Dass in diesem Jahr wegen der kurzen Adventszeit viele Weihnachtsmärkte schon vor Totensonntag öffnen, stößt bei der evangelischen Kirche auf Kritik. Bei einer Umfrage des Evangelischen Pressedienstes (epd) bedauerten die Landeskirchen die Kommerzialisierung des Festes und riefen zugleich zur Einhaltung der "stillen" Zeit auf, die dem Erinnern an Kriege und an die Toten in Familie und Freundeskreis gewidmet sei.
Für den Frühstart habe man kein Verständnis, hieß es aus der rheinischen Landeskirche in Düsseldorf. "Es ist in den Augen der Kirche ein Ärgernis, dass in manchen Kommunen der Bezug zum eigentlichen Anlass zugunsten rein kommerzieller Interessen verloren gegangen ist", sagte ein Sprecher. Den Totensonntag begehen evangelische Christen am 26. November.
Die großen christlichen Feste sollten dann gefeiert werden, wenn sie dran sind, sagte auch ein Sprecher der bayerischen Landeskirche, "also: Advent im Advent, Weihnachten an Weihnachten, Ostern an Ostern". "Der Rhythmus der christlichen Feste prägt uns und bereichert uns seit vielen Generationen. Darum plädieren wir dafür, die Weihnachtsmärkte erst nach dem Totensonntag zu beginnen."
In Berlin starten Kirchen und Handel gemeinsam in den Advent
Während etwa auf St.Pauli und in der Münchner Residenz der Weihnachtsmarkt-Trubel bereits in der Woche vor dem Ewigkeitssonntag beginnt, geht Berlin einen anderen Weg. In der Bundeshauptstadt starten Kirchen und Handel gemeinsam in die Adventszeit: Am 27. November werden die Bischöfe Markus Dröge (evangelisch) und Heiner Koch (katholisch) sowie der Präsident Handelsverbandes Berlin-Brandenburg (HBB), Björn Fromm, in der "Mall of Berlin" symbolisch die Weihnachtsbeleuchtung einschalten. Am gleichen Tag öffnen dort die ersten Weihnachtsmärkte.

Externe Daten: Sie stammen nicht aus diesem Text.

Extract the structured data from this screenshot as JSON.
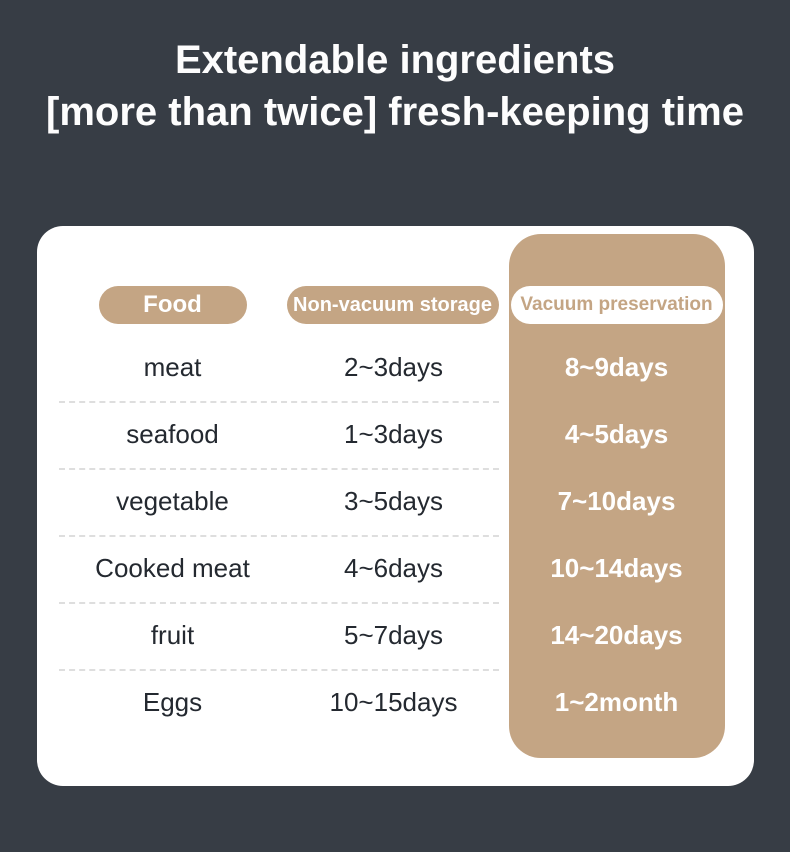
{
  "title": {
    "line1": "Extendable ingredients",
    "line2": "[more than twice] fresh-keeping time"
  },
  "chart_data": {
    "type": "table",
    "title": "Extendable ingredients [more than twice] fresh-keeping time",
    "columns": [
      "Food",
      "Non-vacuum storage",
      "Vacuum preservation"
    ],
    "rows": [
      [
        "meat",
        "2~3days",
        "8~9days"
      ],
      [
        "seafood",
        "1~3days",
        "4~5days"
      ],
      [
        "vegetable",
        "3~5days",
        "7~10days"
      ],
      [
        "Cooked meat",
        "4~6days",
        "10~14days"
      ],
      [
        "fruit",
        "5~7days",
        "14~20days"
      ],
      [
        "Eggs",
        "10~15days",
        "1~2month"
      ]
    ],
    "layout": {
      "highlight_column": "Vacuum preservation",
      "highlight_color": "#c4a584",
      "card_color": "#ffffff",
      "background_color": "#373d45"
    }
  },
  "colors": {
    "background": "#373d45",
    "accent_tan": "#c4a584",
    "card": "#ffffff",
    "row_text": "#242930",
    "divider": "#dedede"
  }
}
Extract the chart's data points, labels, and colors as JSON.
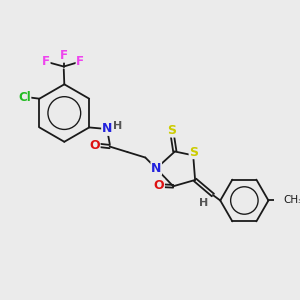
{
  "background_color": "#ebebeb",
  "figsize": [
    3.0,
    3.0
  ],
  "dpi": 100,
  "bond_color": "#1a1a1a",
  "bond_lw": 1.3,
  "atom_colors": {
    "Cl": "#22bb22",
    "F": "#ee44ee",
    "N": "#2222dd",
    "O": "#dd1111",
    "S": "#cccc00",
    "H": "#555555",
    "C": "#1a1a1a"
  }
}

Obwohl Berlin als säkulare Stadt gelte, halte man sich an die christliche Tradition und die kaufmännische Sitte, Weihnachtsmärkte nicht vor dem Ewigkeitssonntag zu öffnen, sagte HBB-Hauptgeschäftsführer Nils Busch-Petersen dem epd. Zudem würden sich auch immer mehr große Kaufhäuser daran beteiligen, "der voradventlichen Beleuchtung zu widerstehen".
In diesem Jahr fallen Heiligabend und der vierte Advent zusammen - das heißt, die Adventszeit beginnt erst am 3. Dezember und ist damit relativ kurz. Daher öffnen einige Weihnachtsmarktbetreiber schon vor dem Totensonntag ihre Pforten. Dazu zählen der Markt der Münchner Residenz, die Lindauer Hafenweihnacht, Märkte in Düsseldorf, Dortmund und Essen, "Santa Pauli" auf dem Hamburger Kiez, beworben als "Hamburgs geilster Weihnachtsmarkt", und der "Wandsbeker Winterzauber", der bereits jetzt mit "urigen Almhütten" aufwartet. Viele Märkte dauern auch bereits bis in neue Jahr hinein.
Der Totensonntag, auch Ewigkeitssonntag genannt, ist der letzte Sonntag vor dem ersten Advent. Evangelische Christen erinnern an diesem Tag an die Gestorbenen. Im Feiertagsgesetz ist er, außer in Hamburg, als sogenannter stiller Feiertag festgelegt. Am Sonntag zuvor wird der Volkstrauertag zum Gedenken an Kriegsopfer und gefallene Soldaten begangen.
In Darmstadt lehnte der Schaustellerverband den Vorschlag der evangelischen Dekanin Ulrike Schmidt-Hesse ab, den Weihnachtsmarkt nach hinten zu verschieben und bis in den Januar hinein zu öffnen. Weihnachtsartikel fänden nach dem Fest keine Käufer mehr, auch wollten die Schausteller selber Weihnachten mit der Familie verbringen.
Dass es auch mit kürzeren Laufzeiten geht, zeigen etwa Erfurt und Dresden. In der thüringischen Landeshaupt, deren Weihnachtsmarkt mit zwei Millionen Gästen zu den beliebtesten in Deutschland gehört, beginnt der Markt erst am 28. November, auch wenn dann sechs Tage weniger Zeit für Besuche an Glühwein- und Lebkurchenbuden sind. Auch der Dresdner Striezelmarkt beginnt erst in der Woche nach dem Totensonntag.